Die Welt blickt heute auf Berlin. Noch nie schien ein Frieden für die Ukraine so greifbar nahe wie an diesem Montag. Die Europäer melden sich als Akteure zurück. Nicht zuletzt dank des deutschen Kanzlers.
Politik ist das Bohren dicker Bretter, hat mal einer gesagt. Das stimmt auch, ist aber nur die halbe Wahrheit. Derselbe Max Weber, der dieser Sentenz in seinem Klassiker „Politik als Beruf“ Flügel verlieh, hat deshalb auch darüber sinniert, dass Charisma, also am Ende die Inszenierung des einzelnen Politikers als Person, zur Kunst des Politischen gehört.

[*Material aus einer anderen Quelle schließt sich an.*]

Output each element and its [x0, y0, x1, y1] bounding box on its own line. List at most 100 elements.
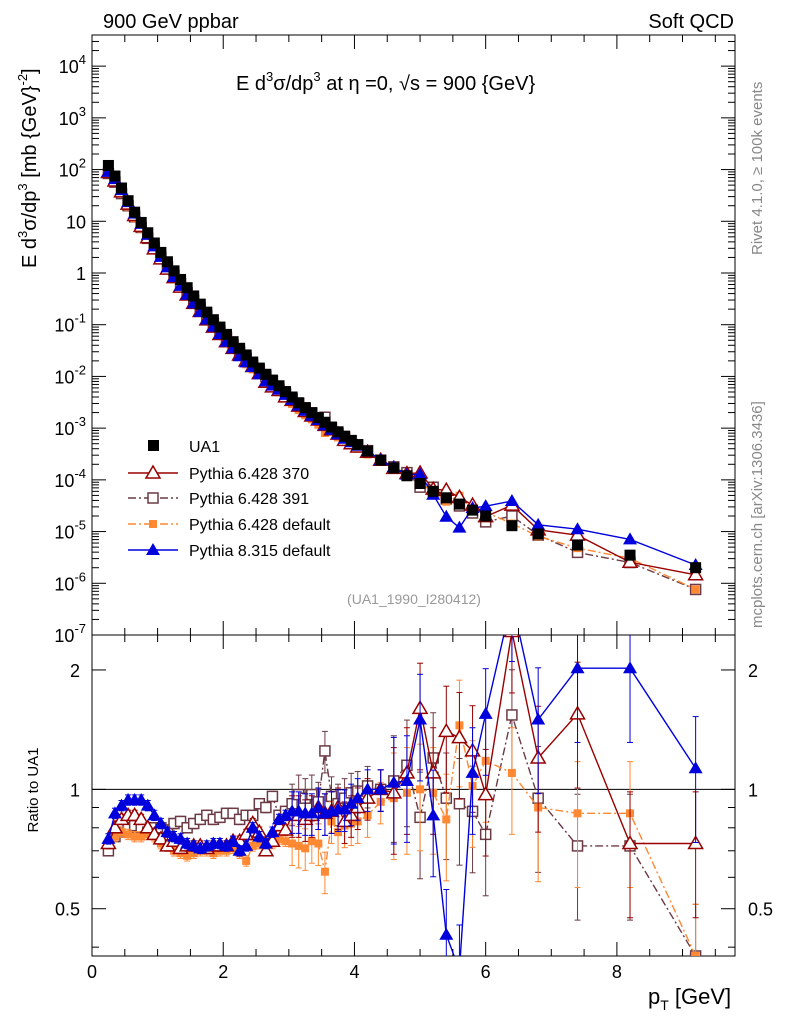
ratio-point-py8: [350, 791, 365, 804]
ratio-point-py8: [101, 831, 116, 844]
main-line-py370: [107, 172, 696, 576]
main-point-ua1: [299, 402, 311, 414]
ratio-point-pydef: [288, 839, 297, 848]
ratio-ytick-label: 1: [70, 780, 80, 800]
main-point-ua1: [260, 368, 272, 380]
ratio-point-py391: [319, 745, 331, 757]
ratio-point-pydef: [416, 785, 425, 794]
main-ytick-label: 10-1: [54, 311, 86, 336]
ratio-point-py8: [386, 775, 401, 788]
legend-item-py391: Pythia 6.428 391: [128, 491, 309, 508]
ratio-point-pydef: [130, 832, 139, 841]
main-ytick-labels: 10-7 10-6 10-5 10-4 10-3 10-2 10-1 1 10 102 103 104: [54, 52, 86, 646]
legend-label-py391: Pythia 6.428 391: [189, 491, 309, 508]
main-point-py391: [506, 510, 518, 522]
main-point-ua1: [135, 216, 147, 228]
main-point-ua1: [427, 485, 439, 497]
ratio-point-pydef: [320, 867, 329, 876]
legend-marker-py8: [146, 543, 160, 555]
main-point-ua1: [690, 562, 702, 574]
main-point-py8: [504, 494, 519, 507]
main-point-ua1: [102, 159, 114, 171]
ratio-point-py8: [452, 963, 466, 975]
ratio-ytick-label-right: 1: [748, 780, 758, 800]
legend-marker-ua1: [148, 440, 159, 451]
main-ytick-label: 102: [59, 156, 86, 181]
main-point-ua1: [168, 265, 180, 277]
main-point-py8: [570, 522, 585, 535]
ratio-series-py391: [102, 669, 702, 956]
ratio-point-pydef: [301, 844, 310, 853]
ratio-point-pydef: [294, 841, 303, 850]
ratio-point-py370: [139, 819, 157, 834]
ratio-xtick-labels: 0 2 4 6 8: [87, 962, 622, 982]
ratio-point-py8: [173, 831, 188, 844]
ratio-ytick-label: 0.5: [55, 900, 80, 920]
ratio-panel: 0.5 0.5 1 1 2 2 0 2 4 6 8 Ratio to UA1 pT [GeV]: [25, 634, 773, 1013]
main-point-ua1: [148, 237, 160, 249]
ratio-point-py8: [531, 712, 546, 725]
ratio-point-pydef: [137, 832, 146, 841]
legend-marker-pydef: [149, 520, 157, 528]
legend-item-pydef: Pythia 6.428 default: [128, 517, 331, 534]
main-series-ua1: [102, 159, 702, 574]
ratio-point-pydef: [507, 768, 516, 777]
main-point-ua1: [345, 434, 357, 446]
main-point-ua1: [286, 391, 298, 403]
ratio-point-py8: [399, 773, 414, 786]
ratio-point-py8: [465, 765, 480, 778]
main-point-ua1: [181, 282, 193, 294]
ratio-point-py8: [232, 843, 247, 856]
mcplots-label: mcplots.cern.ch [arXiv:1306.3436]: [749, 401, 766, 628]
ratio-line-py391: [107, 712, 697, 956]
x-axis-label: pT [GeV]: [648, 984, 731, 1013]
main-point-ua1: [194, 298, 206, 310]
main-point-py8: [623, 532, 638, 545]
ratio-point-py391: [174, 815, 187, 828]
ratio-point-py370: [621, 835, 639, 850]
main-point-ua1: [122, 195, 134, 207]
legend-marker-py370: [144, 464, 162, 479]
ratio-point-py8: [688, 761, 703, 774]
ratio-point-py391: [266, 790, 279, 803]
ratio-point-py8: [134, 793, 149, 806]
ratio-point-py370: [277, 821, 294, 836]
main-point-ua1: [375, 454, 387, 466]
ratio-point-py8: [413, 712, 428, 725]
ratio-point-py8: [160, 825, 175, 838]
ratio-xtick-label: 2: [218, 962, 228, 982]
ratio-ytick-label-right: 2: [748, 661, 758, 681]
ratio-point-py391: [227, 807, 239, 820]
ratio-point-py391: [453, 797, 466, 810]
ratio-ticks: [91, 635, 735, 956]
main-ticks: [91, 34, 735, 636]
ratio-xtick-label: 0: [87, 962, 97, 982]
ratio-point-pydef: [183, 851, 192, 860]
main-panel: 10-7 10-6 10-5 10-4 10-3 10-2 10-1 1 10 102 103 104…: [15, 34, 736, 646]
ratio-ylabel: Ratio to UA1: [25, 747, 42, 832]
main-point-ua1: [247, 356, 259, 368]
ratio-point-py8: [271, 812, 286, 825]
main-series: [100, 159, 704, 596]
main-point-ua1: [240, 349, 252, 361]
header-left: 900 GeV ppbar: [103, 11, 239, 33]
ratio-point-pydef: [334, 828, 343, 837]
main-ytick-label: 104: [59, 52, 86, 77]
ratio-point-pydef: [255, 839, 264, 848]
ratio-point-py8: [252, 829, 267, 842]
ratio-point-py8: [623, 661, 638, 674]
main-ylabel: E d3σ/dp3 [mb {GeV}-2]: [15, 68, 41, 268]
main-point-ua1: [325, 421, 337, 433]
ratio-point-py8: [107, 806, 122, 819]
main-point-ua1: [572, 539, 584, 551]
legend: UA1 Pythia 6.428 370 Pythia 6.428 391 Py…: [128, 439, 331, 560]
main-point-pydef: [691, 585, 700, 594]
ratio-point-py8: [311, 800, 326, 813]
ratio-xtick-label: 8: [612, 962, 622, 982]
ratio-point-py370: [451, 729, 468, 744]
ratio-point-pydef: [110, 832, 119, 841]
main-point-ua1: [388, 462, 400, 474]
main-point-ua1: [332, 426, 344, 438]
main-point-ua1: [214, 321, 226, 333]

In diesem Sinne kann man spätestens an diesem denkwürdigen Montag in Berlin festhalten: Mag Friedrich Merz in seiner Koalition von Anbeginn auf schwankendem Grund stehen, so hat er es doch vermocht, in den ersten neun Monaten als deutscher Bundeskanzler zur Führungsfigur des freien Westens in dessen europäischem Teil geworden zu sein.
Alle, aber auch wirklich alle wichtigen Staats- und Regierungschefs der EU inklusive des britischen Premiers Keir Starmer und des ukrainischen Präsidenten Wolodymyr Selenskyj sind zu den Gesprächen über eine Friedenslösung nach Berlin gekommen. Es erscheint zwar unwahrscheinlich, dass im Laufe des Tages oder bis morgen früh etwas auf dem Tisch liegt, das einerseits der territorialen Integrität der Ukraine und deren existenziellen Sicherheitsinteressen entspricht und zugleich den USA und dem Aggressor Russland Korridore für weitere Verhandlungen offen hält.
Vor diesem Hintergrund ist es schon ein Wert an sich, dass sich die Europäer unter Friedrich Merz zurück ins Spiel gebracht haben – nach dem unseligen 28-Punkte-Plan, der ganz ohne ihr Zutun den Amerikanern von Russland in den Block diktiert worden war. Und so berechtigt die Frage ist, welche Legitimität und Fachkompetenz eigentlich die beiden US-Chefunterhändler Jared Kushner und Steve Witkoff aufweisen. Sie sind mit am Tisch im Kanzleramt, die transatlantische Brücke ist also geschlagen.
Es ist kein Wiener Kongress, der da heute in Berlin stattfindet. Und doch wird gerade Europa neu arrondiert. Es geht dabei tatsächlich um mehr als die umkämpften Ostgebiete der Ukraine, die sich Russland einverleiben möchte, und um mehr als etwaige Konzessionen territorialer Natur seitens der Ukraine. Es geht darum, dem Kriegsherrn im Kreml zu zeigen, dass Europa von Italiens Stiefelspitze bis hoch zum Polarkreis Finnlands zusammensteht und der Ukraine zu ihrem Recht verhilft.
Die Europäische Union gibt oft Anlass, an ihrer Trägheit und ihren Fliehkräften zu verzweifeln. Aber in diesen vielleicht historischen Tagen zeigt sie sich geschlossen wie lange nicht. Daran hat der deutsche Bundeskanzler mit seiner Entschlossenheit, seinem klaren Kompass und seiner Willenskraft einen entscheidenden Anteil.